No land for black men

Though women of color had roles to play as wives or servants, dos Santos said, black men were left out: "19th-century racial ideologies claimed they were genetically predestined to become criminals." She said that prejudice persisted in contemporary police violence.

Black Live Matter Protest in Rio de Janeiro
The sign says: "Black mothers don't want to cry anymore"Image: DW/J. Soares

Police forces were expanded into a sprawling apparatus of state repression against left-wing dissidents during Brazil's 1964-1985 military dictatorship. And police found a new category of internal enemy when Brazil joined the international "war on drugs" declared by US President Richard Nixon in the early 1970s. 

"The bloodbaths of the 1990s are our democracy's calling card," the historian Lucas Pedretti said. "Marginalized black men have never gotten out of the crosshairs. Deep-seated state terrorism has indelibly marked our democracy."
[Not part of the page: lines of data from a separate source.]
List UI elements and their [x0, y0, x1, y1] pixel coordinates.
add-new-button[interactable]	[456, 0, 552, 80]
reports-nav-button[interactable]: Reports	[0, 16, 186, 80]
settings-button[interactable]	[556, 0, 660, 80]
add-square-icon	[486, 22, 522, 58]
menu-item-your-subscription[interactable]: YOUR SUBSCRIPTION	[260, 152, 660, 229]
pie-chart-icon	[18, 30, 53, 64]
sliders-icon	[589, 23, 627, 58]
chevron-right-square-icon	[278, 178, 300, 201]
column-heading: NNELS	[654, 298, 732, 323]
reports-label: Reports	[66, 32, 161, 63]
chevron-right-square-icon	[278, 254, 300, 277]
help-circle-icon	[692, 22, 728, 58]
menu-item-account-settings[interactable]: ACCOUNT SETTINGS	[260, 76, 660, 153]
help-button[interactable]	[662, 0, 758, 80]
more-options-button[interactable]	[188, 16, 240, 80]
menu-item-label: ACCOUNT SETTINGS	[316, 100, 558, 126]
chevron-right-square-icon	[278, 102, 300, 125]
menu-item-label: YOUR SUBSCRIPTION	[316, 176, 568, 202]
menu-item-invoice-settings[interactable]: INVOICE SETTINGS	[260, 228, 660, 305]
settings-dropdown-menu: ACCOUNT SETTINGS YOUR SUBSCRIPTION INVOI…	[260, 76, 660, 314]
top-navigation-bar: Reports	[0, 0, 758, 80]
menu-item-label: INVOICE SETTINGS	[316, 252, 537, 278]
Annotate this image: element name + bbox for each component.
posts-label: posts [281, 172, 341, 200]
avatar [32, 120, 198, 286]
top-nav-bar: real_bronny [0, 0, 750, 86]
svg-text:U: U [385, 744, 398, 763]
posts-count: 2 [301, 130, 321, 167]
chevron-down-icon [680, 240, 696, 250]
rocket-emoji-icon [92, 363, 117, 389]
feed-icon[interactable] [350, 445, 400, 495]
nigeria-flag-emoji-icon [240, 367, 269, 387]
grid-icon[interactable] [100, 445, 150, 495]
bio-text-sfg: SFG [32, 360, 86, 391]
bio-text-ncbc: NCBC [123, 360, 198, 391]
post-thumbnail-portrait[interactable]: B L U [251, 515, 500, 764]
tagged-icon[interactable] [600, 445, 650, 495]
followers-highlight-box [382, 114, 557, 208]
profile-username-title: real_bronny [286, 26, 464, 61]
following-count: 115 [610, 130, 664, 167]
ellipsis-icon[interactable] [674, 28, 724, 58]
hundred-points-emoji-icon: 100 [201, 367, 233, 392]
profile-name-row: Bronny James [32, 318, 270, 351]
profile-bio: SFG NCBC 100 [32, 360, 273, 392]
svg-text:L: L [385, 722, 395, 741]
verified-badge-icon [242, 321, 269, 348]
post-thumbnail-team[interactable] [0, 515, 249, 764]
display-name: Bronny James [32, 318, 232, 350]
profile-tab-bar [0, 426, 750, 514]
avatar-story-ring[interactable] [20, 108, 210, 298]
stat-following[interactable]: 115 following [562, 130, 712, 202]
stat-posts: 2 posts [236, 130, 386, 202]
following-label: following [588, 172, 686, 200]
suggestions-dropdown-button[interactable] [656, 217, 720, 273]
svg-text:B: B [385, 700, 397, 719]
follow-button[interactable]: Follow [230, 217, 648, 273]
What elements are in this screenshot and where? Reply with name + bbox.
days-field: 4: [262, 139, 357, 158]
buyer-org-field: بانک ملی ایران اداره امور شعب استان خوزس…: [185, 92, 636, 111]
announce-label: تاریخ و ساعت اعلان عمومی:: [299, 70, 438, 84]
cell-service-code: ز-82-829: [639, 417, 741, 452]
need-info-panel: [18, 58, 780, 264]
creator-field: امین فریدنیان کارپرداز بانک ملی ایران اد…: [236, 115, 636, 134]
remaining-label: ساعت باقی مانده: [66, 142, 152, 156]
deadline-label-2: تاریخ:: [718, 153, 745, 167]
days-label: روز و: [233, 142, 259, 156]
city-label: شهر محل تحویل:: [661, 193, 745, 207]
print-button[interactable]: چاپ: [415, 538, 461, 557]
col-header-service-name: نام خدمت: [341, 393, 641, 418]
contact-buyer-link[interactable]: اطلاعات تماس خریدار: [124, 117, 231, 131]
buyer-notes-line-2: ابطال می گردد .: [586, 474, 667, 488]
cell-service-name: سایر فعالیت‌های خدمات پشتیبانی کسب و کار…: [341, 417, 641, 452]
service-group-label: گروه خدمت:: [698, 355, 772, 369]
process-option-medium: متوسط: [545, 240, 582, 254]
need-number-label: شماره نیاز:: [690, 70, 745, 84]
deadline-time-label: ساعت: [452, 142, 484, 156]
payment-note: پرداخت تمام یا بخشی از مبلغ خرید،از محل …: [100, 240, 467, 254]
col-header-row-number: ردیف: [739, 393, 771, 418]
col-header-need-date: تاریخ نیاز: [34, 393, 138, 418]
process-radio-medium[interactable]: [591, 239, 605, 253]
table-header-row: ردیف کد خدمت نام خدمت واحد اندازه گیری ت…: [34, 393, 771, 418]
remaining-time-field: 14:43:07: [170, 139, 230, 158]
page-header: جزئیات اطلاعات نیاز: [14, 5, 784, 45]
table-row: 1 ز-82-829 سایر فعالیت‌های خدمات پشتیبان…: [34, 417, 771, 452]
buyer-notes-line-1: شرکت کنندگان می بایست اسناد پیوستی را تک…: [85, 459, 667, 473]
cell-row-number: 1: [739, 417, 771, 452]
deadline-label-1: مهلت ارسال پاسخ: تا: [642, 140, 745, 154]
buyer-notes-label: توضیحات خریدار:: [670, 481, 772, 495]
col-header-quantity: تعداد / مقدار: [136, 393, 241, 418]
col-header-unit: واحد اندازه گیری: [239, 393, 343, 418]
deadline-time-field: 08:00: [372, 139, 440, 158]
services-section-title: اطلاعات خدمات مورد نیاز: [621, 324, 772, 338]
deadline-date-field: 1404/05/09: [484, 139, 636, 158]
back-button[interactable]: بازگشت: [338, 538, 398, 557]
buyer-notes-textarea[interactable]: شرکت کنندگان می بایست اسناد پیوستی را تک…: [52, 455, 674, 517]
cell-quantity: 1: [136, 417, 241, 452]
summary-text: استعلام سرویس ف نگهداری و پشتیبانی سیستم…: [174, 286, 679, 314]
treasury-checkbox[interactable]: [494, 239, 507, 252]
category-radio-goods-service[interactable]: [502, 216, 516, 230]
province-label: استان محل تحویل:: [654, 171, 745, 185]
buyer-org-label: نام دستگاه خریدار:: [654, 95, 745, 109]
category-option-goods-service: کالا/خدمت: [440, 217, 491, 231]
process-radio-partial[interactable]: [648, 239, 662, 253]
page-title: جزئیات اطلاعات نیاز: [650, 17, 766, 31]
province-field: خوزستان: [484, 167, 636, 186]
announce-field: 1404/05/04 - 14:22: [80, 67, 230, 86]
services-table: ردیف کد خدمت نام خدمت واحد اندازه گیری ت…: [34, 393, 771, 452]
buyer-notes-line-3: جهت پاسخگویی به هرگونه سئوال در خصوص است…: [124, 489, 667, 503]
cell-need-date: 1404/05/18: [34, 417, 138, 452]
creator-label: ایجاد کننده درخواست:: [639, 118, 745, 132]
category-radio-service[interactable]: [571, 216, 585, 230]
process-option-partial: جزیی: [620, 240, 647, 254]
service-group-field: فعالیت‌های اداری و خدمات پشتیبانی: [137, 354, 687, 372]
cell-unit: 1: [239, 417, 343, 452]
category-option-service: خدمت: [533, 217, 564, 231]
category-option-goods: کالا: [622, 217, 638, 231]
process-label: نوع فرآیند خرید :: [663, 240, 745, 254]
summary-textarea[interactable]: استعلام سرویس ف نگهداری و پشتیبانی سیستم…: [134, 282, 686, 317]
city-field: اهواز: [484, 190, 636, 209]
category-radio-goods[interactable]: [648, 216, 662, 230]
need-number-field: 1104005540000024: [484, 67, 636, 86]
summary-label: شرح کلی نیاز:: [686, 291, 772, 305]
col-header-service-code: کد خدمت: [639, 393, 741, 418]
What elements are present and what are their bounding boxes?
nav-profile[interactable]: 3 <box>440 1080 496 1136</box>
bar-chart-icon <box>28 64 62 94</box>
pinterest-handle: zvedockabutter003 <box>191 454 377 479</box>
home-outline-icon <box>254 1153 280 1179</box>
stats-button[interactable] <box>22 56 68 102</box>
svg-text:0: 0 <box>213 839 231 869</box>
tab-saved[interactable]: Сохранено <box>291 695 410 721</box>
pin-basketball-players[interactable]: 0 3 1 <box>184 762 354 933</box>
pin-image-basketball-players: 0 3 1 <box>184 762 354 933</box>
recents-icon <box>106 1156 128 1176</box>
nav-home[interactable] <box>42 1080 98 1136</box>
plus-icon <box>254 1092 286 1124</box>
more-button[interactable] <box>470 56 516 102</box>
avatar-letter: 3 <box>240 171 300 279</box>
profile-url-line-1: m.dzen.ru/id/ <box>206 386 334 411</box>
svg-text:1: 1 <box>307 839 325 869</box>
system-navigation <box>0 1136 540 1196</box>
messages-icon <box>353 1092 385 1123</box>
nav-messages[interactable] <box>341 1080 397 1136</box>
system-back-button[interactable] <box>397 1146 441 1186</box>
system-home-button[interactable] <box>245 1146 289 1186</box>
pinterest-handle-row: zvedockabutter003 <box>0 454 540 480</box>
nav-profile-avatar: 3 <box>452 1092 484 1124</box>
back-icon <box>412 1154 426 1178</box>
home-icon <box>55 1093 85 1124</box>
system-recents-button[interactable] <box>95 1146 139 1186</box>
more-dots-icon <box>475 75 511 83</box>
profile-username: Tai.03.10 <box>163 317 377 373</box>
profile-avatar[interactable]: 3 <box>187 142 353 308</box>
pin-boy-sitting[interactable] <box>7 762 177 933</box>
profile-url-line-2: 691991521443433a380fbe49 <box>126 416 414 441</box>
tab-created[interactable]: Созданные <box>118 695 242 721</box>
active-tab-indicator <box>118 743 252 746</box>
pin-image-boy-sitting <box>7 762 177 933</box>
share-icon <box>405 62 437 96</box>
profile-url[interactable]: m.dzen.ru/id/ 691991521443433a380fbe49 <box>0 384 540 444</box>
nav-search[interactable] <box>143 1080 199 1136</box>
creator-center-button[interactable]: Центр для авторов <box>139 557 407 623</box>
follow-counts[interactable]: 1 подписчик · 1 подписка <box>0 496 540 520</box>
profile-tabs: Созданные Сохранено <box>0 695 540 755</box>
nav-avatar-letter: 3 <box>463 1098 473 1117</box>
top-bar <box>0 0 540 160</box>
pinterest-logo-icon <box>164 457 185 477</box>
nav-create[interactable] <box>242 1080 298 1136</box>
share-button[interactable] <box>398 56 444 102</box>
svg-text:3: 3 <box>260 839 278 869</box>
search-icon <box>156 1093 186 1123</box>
In 1993, the news of four massacres in Rio shocked the nation. In them, PM officers were said to have killed 53 people — including homeless children. Investigations into many of the deaths remained inconclusive.

Colonel Ibis Pereira, who was commander of Rio's PM at the time, acknowledges the structural racism: "We have a police force that operates like an independent death squad, not a crime investigation unit — at least not in poor areas, where the constitution still hasn't arrived." Pereira said that was evidence of the racism, "because mostly blacks live those places."